Technical Note - Personal CGI

Summary

ALERT! This document is for advanced users only

This document details how to get CGI access enabled on your account, and the environment in which it runs.

Details

Requesting CGI access

CGI access is granted on basis of need. Students and staff are able to request the ability by emailing jobs@ecs.vuw.ac.nz, specifying your specific need. We will also need to be confident you are fully aware of the risks involved.

Security Risks

The ECS server uses a program called CGIWrap to run CGI scripts within. This program runs scripts as you, which means the scripts have permission to do whatever you can do on our systems. This prevents unauthorised access to private files on our system, but does not protect files for which you have permission to access. This is a particular issue for staff; a poorly written CGI script could possible expose marking data or other private student information.

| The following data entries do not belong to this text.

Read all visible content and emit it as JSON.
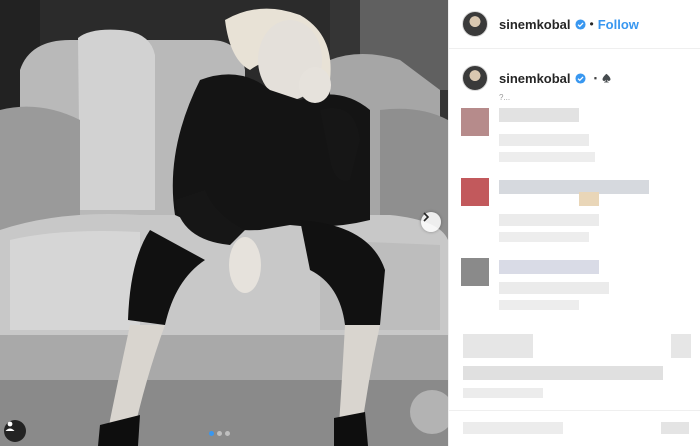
{
  "post": {
    "username": "sinemkobal",
    "follow_label": "Follow",
    "separator": "•",
    "caption_emoji": "▪️♠️",
    "caption_time": "?..."
  },
  "carousel": {
    "dots": 3,
    "active_index": 0
  },
  "colors": {
    "accent": "#3897f0",
    "verified": "#3897f0"
  },
  "icons": {
    "next": "chevron-right-icon",
    "tag": "person-tag-icon",
    "verified": "verified-badge-icon"
  }
}
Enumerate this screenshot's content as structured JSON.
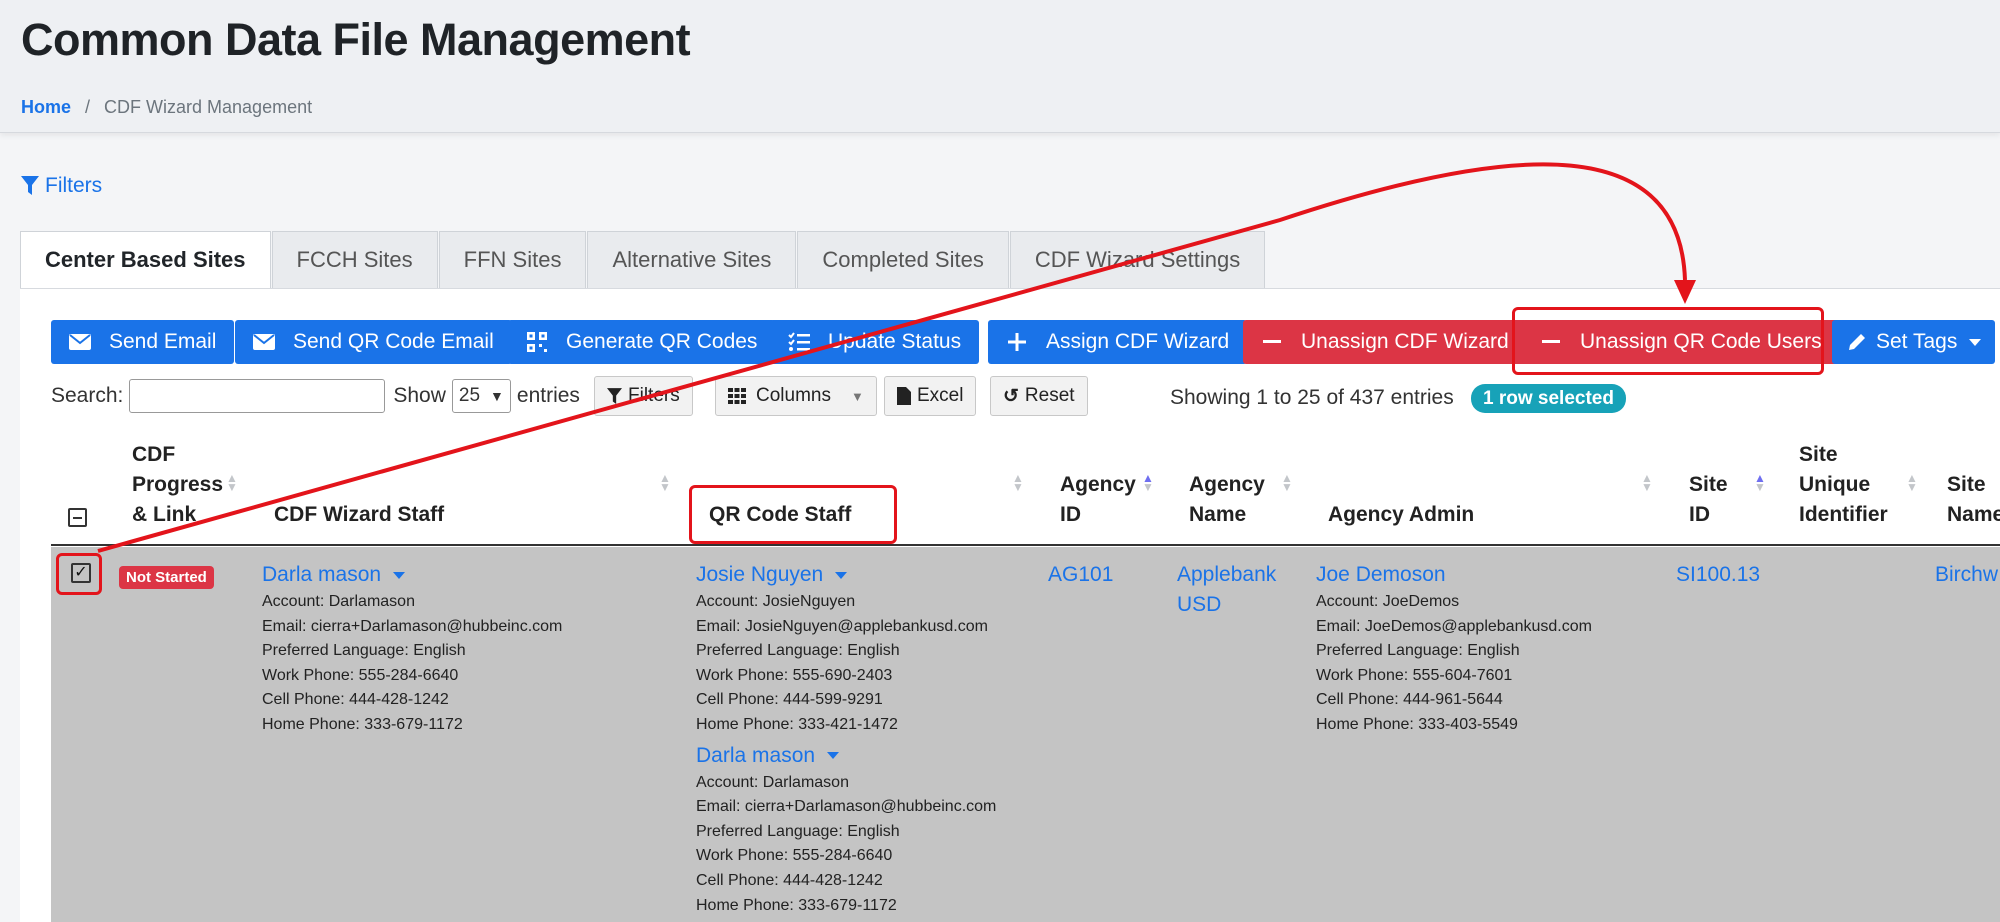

If you don't have a thorough understanding of the risks involved, don't run CGI scripts.

Directory setup

Personal CGI scripts must be in ~/public_html/cgi-bin with the permission to be accessed by you (chmod 700 ~/public_html/cgi-bin). The scripts themselves only need to be executable by you (chmod 700 ~/public_html/cgi-bin/*).

Authentication

You can use a CGI to have its own authentication, or utilise the ECS authentication system with .htaccess files or placing your CGIs in cgi-bin/auth. If you use the latter, you can check that Apache has set the MCS_USER variable. For example:

#!/usr/pkg/bin/perl
use CGI;
my $cgi = new CGI();
print $cgi->header;

if (! $ENV{'MCS_USER'}) {
   print "You don't have access";
   exit;
}

if ($ENV{'MCS_USER'} ne "fred") {
   print "Where's fred?";
   exit;
}

Wikis/Content Management Systems

Personal wikis, or other content management systems, must be secured from spammer access (ie. every method of getting data onto a page should be authenticated in some way). If a spammer has found your site, and it is open, it will become a spam trap. Of more concern, that spammer probably found their way there from Google, which will subsequently index advertisements for viagra and fake degrees on the vuw.ac.nz domain. Previous attacks remain in the Google index, despite having been subsequently cleaned up. Do not allow your web site to be abused in this way.

Alternatives to CGI

Our server is setup to also allow Server Side Includes (SSI) which can remove much of the hassle of coding HTML files, and may be more suited to your needs.

We also run PHP, which you may wish to use (see Personal PHP page).